**From machine learning alchemy**

Linear regression is to solve the regression problem, and logical regression is to solve the classification problem on the basis of linear regression.

# 1 Formula

It goes without saying what linear regression is. The format looks like this:

$f_{w,b}(x)=\sum_i{w_ix_i}+b$

What about logistic regression?

$f_{w,b}(x)=\sigma(\sum_i{w_ix_i}+b)$

The first thing to remember:**Logistic regression can be understood as adding a sigmoid function after linear regression. The linear regression is transformed into a 0 ~ 1 output classification problem.**

# 2 sigmoid

The sigmoid function is:

$\sigma(z)=\frac{1}{1+e^{-z}}$

The function image is:

Linear regression can get more than 0 output, logistic regression can get 0.5 ~ 1 output;

Linear regression can get less than 0 output, logistic regression can get 0 ~ 0.5 output;

The main point of this article is that**The least square method is used to estimate the parameters of linear regression**, and**Logistic regression uses likelihood estimation**. (of course, gradient descent can be used for both).

# Likelihood estimation of logistic regression parameters

For example, now we have a training data set, which is a binary classification problem

The top $x ^ 1 $is the sample and the bottom $C_ 1 $is the category. There are two categories.

Now suppose we have a logistic regression model

$f_{w,b}(x)=\sigma(\sum_i{w_ix_i}+b)$

So $f_ The result of {W, B} (x ^ 1) $is a number from 0 to 1. We can set it well and assume that this number is the category $C_ The probability of 1 $, on the contrary, 1 minus this number, is the category $C_ Two dollars.
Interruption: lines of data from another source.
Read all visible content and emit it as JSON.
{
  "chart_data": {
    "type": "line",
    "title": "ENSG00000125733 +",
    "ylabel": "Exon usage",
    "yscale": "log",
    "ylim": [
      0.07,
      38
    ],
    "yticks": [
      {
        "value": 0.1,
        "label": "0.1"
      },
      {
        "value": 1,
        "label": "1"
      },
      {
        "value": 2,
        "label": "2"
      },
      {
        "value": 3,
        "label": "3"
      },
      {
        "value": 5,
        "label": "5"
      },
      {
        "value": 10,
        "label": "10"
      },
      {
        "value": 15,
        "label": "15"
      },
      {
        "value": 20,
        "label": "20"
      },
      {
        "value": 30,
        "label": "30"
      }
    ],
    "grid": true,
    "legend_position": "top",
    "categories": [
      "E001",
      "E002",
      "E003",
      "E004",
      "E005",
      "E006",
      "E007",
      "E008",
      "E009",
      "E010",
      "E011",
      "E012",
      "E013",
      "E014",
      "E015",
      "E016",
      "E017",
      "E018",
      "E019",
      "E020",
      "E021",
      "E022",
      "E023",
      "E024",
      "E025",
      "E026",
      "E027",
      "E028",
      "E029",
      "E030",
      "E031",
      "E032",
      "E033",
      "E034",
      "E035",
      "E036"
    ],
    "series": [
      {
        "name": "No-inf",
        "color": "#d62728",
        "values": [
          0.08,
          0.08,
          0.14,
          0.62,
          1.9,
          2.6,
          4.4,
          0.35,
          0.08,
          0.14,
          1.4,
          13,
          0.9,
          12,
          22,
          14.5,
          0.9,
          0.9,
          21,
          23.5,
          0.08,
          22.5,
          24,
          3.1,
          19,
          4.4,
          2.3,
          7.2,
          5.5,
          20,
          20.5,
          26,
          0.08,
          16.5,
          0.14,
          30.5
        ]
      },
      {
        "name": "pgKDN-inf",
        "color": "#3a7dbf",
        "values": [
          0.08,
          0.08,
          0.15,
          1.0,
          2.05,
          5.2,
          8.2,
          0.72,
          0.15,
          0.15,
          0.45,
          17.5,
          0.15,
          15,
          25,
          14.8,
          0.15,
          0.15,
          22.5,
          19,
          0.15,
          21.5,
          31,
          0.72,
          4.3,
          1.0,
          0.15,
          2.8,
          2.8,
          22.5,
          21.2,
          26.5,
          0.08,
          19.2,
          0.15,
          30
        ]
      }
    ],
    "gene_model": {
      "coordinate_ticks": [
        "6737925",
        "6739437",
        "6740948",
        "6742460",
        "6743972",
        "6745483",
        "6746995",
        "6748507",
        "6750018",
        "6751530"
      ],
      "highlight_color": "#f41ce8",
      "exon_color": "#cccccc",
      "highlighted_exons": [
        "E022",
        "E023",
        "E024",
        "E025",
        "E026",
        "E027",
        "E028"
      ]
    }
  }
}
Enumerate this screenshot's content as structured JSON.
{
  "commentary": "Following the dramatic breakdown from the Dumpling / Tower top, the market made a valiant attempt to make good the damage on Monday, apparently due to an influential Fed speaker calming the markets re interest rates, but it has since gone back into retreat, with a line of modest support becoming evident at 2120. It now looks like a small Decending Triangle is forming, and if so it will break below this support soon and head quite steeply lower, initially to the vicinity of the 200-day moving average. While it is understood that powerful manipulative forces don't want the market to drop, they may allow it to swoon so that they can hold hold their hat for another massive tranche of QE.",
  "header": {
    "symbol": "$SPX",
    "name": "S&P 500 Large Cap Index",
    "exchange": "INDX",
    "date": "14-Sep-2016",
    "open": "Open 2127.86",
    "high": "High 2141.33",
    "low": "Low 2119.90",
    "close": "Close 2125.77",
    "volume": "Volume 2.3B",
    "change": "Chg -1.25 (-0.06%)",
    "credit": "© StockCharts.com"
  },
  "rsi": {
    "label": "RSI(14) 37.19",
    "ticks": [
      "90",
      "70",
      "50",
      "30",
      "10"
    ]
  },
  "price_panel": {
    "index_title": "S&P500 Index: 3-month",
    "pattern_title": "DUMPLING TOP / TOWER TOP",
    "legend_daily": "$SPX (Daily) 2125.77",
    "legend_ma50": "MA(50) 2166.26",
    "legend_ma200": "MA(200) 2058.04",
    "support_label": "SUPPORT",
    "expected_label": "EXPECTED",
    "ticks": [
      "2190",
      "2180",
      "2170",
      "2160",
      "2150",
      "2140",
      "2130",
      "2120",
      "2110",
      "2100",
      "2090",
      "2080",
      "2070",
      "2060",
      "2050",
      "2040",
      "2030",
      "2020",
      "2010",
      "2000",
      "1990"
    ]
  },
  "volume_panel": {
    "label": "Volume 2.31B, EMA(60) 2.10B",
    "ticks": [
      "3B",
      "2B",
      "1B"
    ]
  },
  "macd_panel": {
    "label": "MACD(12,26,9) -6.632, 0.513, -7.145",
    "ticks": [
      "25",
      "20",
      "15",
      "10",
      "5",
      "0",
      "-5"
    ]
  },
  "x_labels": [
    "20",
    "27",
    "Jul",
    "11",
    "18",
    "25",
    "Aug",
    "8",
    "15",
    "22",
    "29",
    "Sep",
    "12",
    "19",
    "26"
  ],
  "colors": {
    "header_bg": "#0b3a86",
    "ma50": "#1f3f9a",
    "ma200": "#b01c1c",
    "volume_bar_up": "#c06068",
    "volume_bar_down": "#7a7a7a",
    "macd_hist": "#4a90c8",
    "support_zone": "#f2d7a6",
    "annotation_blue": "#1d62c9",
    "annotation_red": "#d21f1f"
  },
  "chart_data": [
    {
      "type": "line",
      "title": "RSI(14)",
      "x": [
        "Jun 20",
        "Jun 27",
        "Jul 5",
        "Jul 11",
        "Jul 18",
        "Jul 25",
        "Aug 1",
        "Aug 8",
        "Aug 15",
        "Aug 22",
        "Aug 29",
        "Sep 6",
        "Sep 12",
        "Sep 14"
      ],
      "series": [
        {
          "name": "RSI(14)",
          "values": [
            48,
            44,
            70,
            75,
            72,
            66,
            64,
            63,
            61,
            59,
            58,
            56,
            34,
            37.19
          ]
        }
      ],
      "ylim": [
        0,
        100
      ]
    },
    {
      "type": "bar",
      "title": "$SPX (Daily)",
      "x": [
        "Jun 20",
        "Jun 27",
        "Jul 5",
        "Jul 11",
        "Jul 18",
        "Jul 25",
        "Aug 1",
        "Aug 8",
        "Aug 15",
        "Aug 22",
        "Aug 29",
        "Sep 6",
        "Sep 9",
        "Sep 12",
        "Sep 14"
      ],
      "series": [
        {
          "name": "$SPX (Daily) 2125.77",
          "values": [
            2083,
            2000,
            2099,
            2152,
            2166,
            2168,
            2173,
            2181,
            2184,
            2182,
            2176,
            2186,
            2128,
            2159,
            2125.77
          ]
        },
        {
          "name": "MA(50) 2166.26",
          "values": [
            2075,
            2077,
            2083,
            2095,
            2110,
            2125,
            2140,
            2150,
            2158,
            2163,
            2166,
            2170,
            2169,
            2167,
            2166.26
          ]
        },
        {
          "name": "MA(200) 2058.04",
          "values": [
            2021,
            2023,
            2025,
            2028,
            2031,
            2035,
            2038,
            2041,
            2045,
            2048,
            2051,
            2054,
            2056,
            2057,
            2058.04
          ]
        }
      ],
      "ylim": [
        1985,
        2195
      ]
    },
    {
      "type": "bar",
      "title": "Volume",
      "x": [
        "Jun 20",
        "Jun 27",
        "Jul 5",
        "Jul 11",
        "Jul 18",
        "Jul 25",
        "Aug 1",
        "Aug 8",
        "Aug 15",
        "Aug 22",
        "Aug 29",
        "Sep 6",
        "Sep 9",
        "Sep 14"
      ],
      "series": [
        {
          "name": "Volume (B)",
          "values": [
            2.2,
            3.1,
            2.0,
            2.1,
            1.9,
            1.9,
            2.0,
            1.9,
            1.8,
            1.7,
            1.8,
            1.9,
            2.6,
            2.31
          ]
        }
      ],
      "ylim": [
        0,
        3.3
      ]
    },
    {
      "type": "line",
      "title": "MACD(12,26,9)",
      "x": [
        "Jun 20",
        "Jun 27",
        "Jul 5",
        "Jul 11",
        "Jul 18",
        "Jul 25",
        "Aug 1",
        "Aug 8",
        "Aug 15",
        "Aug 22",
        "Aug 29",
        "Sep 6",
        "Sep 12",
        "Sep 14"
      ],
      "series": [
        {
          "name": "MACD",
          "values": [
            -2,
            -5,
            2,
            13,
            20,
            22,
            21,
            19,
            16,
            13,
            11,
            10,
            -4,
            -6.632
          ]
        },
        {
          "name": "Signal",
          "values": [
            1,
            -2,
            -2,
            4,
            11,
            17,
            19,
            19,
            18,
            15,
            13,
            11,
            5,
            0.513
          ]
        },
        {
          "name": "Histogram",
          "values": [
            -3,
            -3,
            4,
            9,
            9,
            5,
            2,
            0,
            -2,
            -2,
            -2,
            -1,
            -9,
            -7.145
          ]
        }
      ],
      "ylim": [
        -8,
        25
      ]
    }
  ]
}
**The simple understanding of likelihood is to maximize the probability of the data set above**

Let’s understand:

- $x_ One dollar is $C_ The probability of $1 is $F_ {w,b}(x^1)$;
- $x_ Two dollars is $C_ The probability of $1 is $F_ {w,b}(x^2)$;
- $x_ Three dollars is $C_ The probability of $2 is $1-f_ {w,b}(x^3)$;
- ……
- $x_ N $is $C_ The probability of $1 is $F_ {w,b}(x^N)$;

The samples are independent of each other. What is the probability of the data set above? It is the product of each sample. This is the likelihood

We hope that the parameter estimation of W, B is the parameter that can obtain the maximum likelihood. That is to say:

With a minus sign, it becomes a minimization problem. Of course, adding a log will not affect the whole estimation of W and B. Because $log (L (W, b)) $is also the largest when $l (W, b) $is the largest, and log is a monotonically increasing function. So we can get the following results:

[Note: all logs are natural logarithms based on e]

Log can also convert the sum of previous products into addition.

$log(L(w,b))=log(f(x^1))+log(f(x^2))+log(1-f(x^3))…$

Then, in order to simplify this calculation, we will add $C_ 1, C_ Then, the real label of each sample is represented by $y $

$log(L(w,b))=\sum_i^N{ylog(f(x^i))+(1-y)log(1-f(x^i))}$

It’s a bit like binary cross entropy, but it’s actually binary cross entropy.. 】

- When y = 1, the category is $C_ When 1 $, this is $log (f (x ^ I))$
- When y = 0, the category is $C_ 2, this is $1-log (f (x ^ I))$

So in fact, the loss function we get is:

$loss=-log(L(w,b))=-\sum_i^N{ylog(f(x^i))+(1-y)log(1-f(x^i))}$

As I said before, how to find w and B when the loss is the smallest?

[merciless gradient drop]

So it’s good to calculate $/ frac {partial loss} {partial w} $, and multiply it by the learning rate. I won’t continue to deduce here. If you have patience, you can deduce it slowly. Anyway, you can definitely deduce it.

Here is the result:

$\frac{-\partial lnL(w,b)}{\partial w_i}=\sum_n^N{-(y^n-f_{w,b}(x^n))x_i^n}$

- Of which $W_ I $is the ith parameter to be estimated and the ith feature;
- $x^n_ I $is the value of the ith feature of the nth sample;
- $y ^ n $is the real class of the nth sample, 0 or 1.